Et pourtant, certaines actions très simples sur le papier comme manger moins de viande, c’est accessible à tous et toutes, c’est bon pour la santé au regard de la consommation moyenne actuelle selon l’OMS, et c’est moins cher. Est-ce si incompatible de concilier action écologique et action à bénéfice social ?


Dans cet article, on vous expose notre point de vue en 2 parties, appuyé d’exemples, de chiffres et de sources !


Pas de planète, pas d’humains. Pas d’humains, pas d’enjeux sociaux !


Avant de commencer, les enjeux sociaux sont nombreux et divers : accès aux ressources (alimentation, eau potable, énergie…), accès à certains services (éducation, santé…), inclusivité et équité, souveraineté…


Plusieurs approches existent sur la définition de l’ensemble des enjeux sociaux et leur décomposition : Les 17 Objectifs de Développement Durable (ODDs), ou les 12 bases du plancher social du donut de la théorie de Kate Raworth (en savoir plus sur le donut).


Ces décompositions sont différentes mais recouvrent un ensemble d’enjeux très proches (d’ailleurs les ODDs se sont inspirés de la théorie du donut en 2015, puis Kate Raworth s’est à son tour inspirée des ODDs pour mettre à jour la décomposition du plancher social).


De plus, la priorisation entre ces différents enjeux peut être largement discutée.

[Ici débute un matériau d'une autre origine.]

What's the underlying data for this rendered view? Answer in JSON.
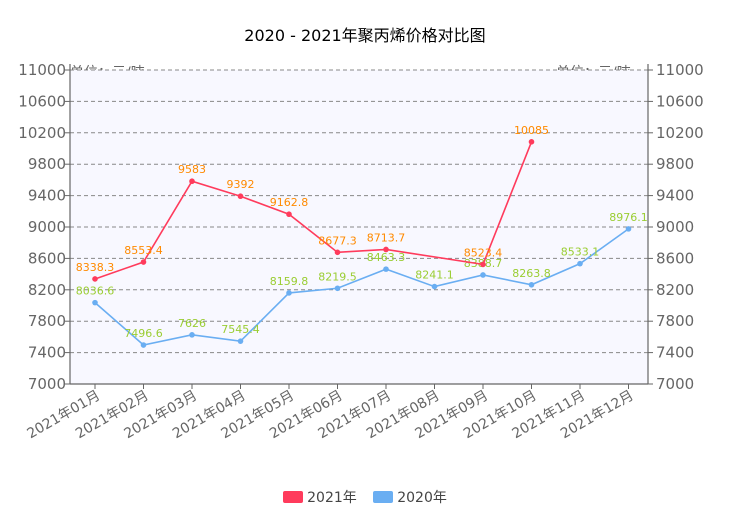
{
  "chart_data": {
    "type": "line",
    "title": "2020 - 2021年聚丙烯价格对比图",
    "unit_left": "单位：元/吨",
    "unit_right": "单位：元/吨",
    "categories": [
      "2021年01月",
      "2021年02月",
      "2021年03月",
      "2021年04月",
      "2021年05月",
      "2021年06月",
      "2021年07月",
      "2021年08月",
      "2021年09月",
      "2021年10月",
      "2021年11月",
      "2021年12月"
    ],
    "ylim": [
      7000,
      11000
    ],
    "yticks": [
      7000,
      7400,
      7800,
      8200,
      8600,
      9000,
      9400,
      9800,
      10200,
      10600,
      11000
    ],
    "grid": true,
    "series": [
      {
        "name": "2021年",
        "color": "#ff3b5c",
        "label_color": "#ff8a00",
        "values": [
          8338.3,
          8553.4,
          9583,
          9392,
          9162.8,
          8677.3,
          8713.7,
          null,
          8523.4,
          10085,
          null,
          null
        ],
        "labels": [
          "8338.3",
          "8553.4",
          "9583",
          "9392",
          "9162.8",
          "8677.3",
          "8713.7",
          "",
          "8523.4",
          "10085",
          "",
          ""
        ]
      },
      {
        "name": "2020年",
        "color": "#6aaef2",
        "label_color": "#9acd32",
        "values": [
          8036.6,
          7496.6,
          7626,
          7545.4,
          8159.8,
          8219.5,
          8463.3,
          8241.1,
          8388.7,
          8263.8,
          8533.1,
          8976.1
        ],
        "labels": [
          "8036.6",
          "7496.6",
          "7626",
          "7545.4",
          "8159.8",
          "8219.5",
          "8463.3",
          "8241.1",
          "8388.7",
          "8263.8",
          "8533.1",
          "8976.1"
        ]
      }
    ],
    "legend_position": "bottom"
  }
}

Par exemple, entre les indicateurs du plancher social, la liste des enjeux d’actualité de l’ONU pour son 75e anniversaire ou encore les sondages d’opinion en France, il y a de nombreuses différences ! Mais nous ne rentrerons pas dans la comparaison des enjeux, les considérerons comme tous importants dans leur ensemble.


Tout d’abord, rappelons l’évidence : les crises environnementales renforcent ou créent les problèmes sociaux.

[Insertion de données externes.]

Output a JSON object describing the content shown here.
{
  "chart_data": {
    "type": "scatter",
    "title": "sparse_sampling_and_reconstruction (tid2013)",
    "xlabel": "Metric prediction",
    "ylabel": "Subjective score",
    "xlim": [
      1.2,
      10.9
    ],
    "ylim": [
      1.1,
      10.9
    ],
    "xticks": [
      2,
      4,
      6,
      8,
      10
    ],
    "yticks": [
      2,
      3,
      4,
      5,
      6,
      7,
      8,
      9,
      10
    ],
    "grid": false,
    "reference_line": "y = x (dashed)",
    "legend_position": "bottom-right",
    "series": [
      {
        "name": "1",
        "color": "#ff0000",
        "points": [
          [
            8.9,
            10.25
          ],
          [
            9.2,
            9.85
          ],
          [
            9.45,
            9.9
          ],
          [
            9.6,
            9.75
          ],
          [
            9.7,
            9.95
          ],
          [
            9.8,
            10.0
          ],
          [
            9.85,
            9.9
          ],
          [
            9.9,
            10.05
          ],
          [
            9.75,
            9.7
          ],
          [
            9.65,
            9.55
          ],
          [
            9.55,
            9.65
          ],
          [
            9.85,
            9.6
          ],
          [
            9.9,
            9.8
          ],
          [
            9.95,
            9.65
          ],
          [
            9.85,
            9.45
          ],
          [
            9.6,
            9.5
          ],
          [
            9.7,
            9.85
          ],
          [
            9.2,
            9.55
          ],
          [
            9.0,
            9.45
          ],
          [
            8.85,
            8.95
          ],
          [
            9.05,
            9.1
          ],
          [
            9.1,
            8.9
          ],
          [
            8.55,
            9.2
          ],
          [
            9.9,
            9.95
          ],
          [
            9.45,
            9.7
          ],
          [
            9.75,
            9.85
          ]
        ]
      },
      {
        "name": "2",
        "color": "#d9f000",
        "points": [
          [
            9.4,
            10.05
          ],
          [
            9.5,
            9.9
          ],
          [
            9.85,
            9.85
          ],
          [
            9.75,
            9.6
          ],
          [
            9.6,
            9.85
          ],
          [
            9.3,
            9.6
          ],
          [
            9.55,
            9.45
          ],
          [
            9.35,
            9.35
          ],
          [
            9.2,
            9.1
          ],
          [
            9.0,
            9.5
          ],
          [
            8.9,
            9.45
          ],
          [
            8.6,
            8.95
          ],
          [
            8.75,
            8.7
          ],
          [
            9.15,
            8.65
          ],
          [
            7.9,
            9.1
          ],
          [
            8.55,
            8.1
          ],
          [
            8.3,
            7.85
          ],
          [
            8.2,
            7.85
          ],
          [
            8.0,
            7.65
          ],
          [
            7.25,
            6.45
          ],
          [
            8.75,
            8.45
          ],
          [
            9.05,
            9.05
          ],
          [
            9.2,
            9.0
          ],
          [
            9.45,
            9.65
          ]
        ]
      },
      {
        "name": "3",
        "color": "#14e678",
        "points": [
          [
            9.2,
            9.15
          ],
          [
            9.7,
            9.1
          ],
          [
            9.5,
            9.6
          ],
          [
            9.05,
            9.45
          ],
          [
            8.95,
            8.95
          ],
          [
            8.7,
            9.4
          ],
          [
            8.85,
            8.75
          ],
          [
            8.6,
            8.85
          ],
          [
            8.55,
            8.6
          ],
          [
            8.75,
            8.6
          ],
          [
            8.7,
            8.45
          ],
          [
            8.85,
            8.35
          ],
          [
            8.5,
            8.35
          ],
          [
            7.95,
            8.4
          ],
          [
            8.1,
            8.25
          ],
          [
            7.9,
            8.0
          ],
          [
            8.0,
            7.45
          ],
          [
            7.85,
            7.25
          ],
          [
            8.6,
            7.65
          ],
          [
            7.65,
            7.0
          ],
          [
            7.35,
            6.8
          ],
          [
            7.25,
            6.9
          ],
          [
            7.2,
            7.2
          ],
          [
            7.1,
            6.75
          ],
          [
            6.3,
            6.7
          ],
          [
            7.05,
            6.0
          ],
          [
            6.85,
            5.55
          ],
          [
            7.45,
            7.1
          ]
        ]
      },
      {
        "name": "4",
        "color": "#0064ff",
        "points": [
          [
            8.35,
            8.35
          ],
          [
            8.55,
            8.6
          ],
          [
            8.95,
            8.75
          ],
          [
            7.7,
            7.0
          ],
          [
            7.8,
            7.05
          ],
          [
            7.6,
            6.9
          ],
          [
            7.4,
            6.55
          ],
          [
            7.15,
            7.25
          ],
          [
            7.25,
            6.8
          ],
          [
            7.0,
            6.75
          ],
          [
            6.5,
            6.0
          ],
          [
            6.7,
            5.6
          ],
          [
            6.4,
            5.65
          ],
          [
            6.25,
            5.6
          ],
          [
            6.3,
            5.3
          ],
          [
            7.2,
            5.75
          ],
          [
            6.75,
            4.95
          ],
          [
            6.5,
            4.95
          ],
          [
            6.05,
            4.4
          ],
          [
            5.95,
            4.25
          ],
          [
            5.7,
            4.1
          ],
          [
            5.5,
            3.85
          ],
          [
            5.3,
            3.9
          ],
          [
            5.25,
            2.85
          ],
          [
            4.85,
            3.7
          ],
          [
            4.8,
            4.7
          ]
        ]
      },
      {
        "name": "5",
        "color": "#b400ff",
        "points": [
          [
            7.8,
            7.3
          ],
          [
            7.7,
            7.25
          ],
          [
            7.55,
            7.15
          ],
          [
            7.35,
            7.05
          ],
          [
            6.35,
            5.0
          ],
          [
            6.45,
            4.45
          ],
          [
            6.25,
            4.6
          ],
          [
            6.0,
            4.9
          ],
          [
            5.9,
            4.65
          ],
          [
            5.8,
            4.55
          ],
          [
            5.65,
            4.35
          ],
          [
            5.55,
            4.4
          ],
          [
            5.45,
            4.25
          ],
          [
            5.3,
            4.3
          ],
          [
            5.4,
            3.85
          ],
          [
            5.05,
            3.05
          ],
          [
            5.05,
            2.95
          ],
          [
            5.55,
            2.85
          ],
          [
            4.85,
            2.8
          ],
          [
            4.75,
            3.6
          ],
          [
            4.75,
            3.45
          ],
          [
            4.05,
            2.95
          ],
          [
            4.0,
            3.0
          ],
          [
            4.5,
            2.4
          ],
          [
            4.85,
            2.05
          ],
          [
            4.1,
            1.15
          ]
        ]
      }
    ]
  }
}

Détruire notre environnement, ce n’est pas uniquement détruire les habitats naturels d’animaux, ou faire disparaître des espèces, c’est aussi dégrader les conditions d’habitabilité de la planète pour nous, les êtres humains. Prenons quelques exemples.

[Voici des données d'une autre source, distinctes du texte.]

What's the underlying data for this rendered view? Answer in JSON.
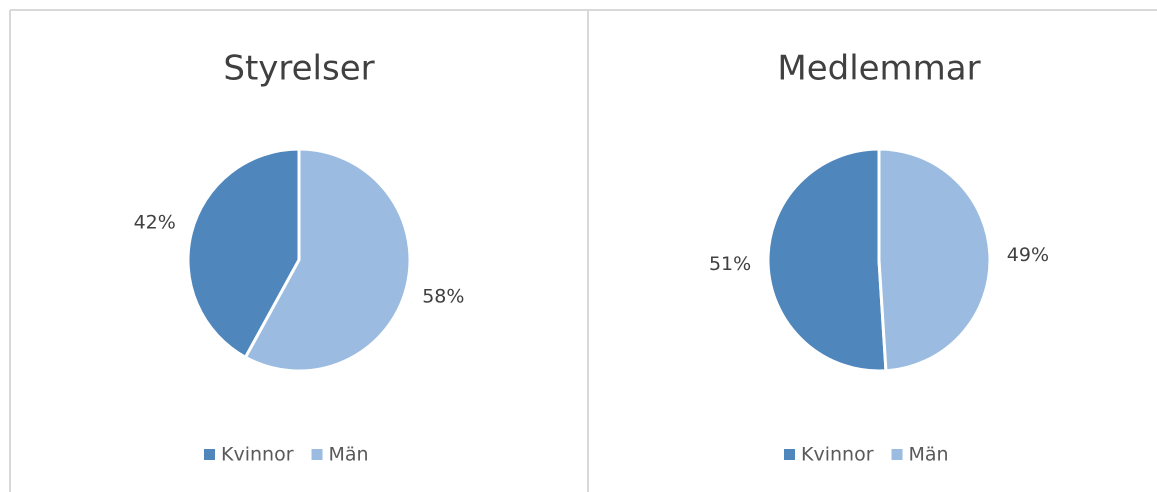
{
  "chart_data": [
    {
      "type": "pie",
      "title": "Styrelser",
      "categories": [
        "Kvinnor",
        "Män"
      ],
      "values": [
        42,
        58
      ],
      "value_labels": [
        "42%",
        "58%"
      ],
      "colors": [
        "#4f86bc",
        "#9bbbe0"
      ],
      "legend": "bottom"
    },
    {
      "type": "pie",
      "title": "Medlemmar",
      "categories": [
        "Kvinnor",
        "Män"
      ],
      "values": [
        51,
        49
      ],
      "value_labels": [
        "51%",
        "49%"
      ],
      "colors": [
        "#4f86bc",
        "#9bbbe0"
      ],
      "legend": "bottom"
    }
  ]
}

Le changement climatique a de multiples conséquences, comme...


  • L’élévation du niveau des océans : certaines zones sont très vulnérables et risquent d’être inondées dès 2100, même avec une élévation de température de +1,5°. Par exemple, les Pays-Bas seront à moitié inondés selon Climate Central.


  • La baisse des rendements agricoles : le GIEC estime que les rendements des cultures de maïs et de soja vont respectivement baisser de 0,23%/an et 0,33%/an, ce qui représente des évolutions majeures sur plusieurs décennies (AR6, WGII, chap5).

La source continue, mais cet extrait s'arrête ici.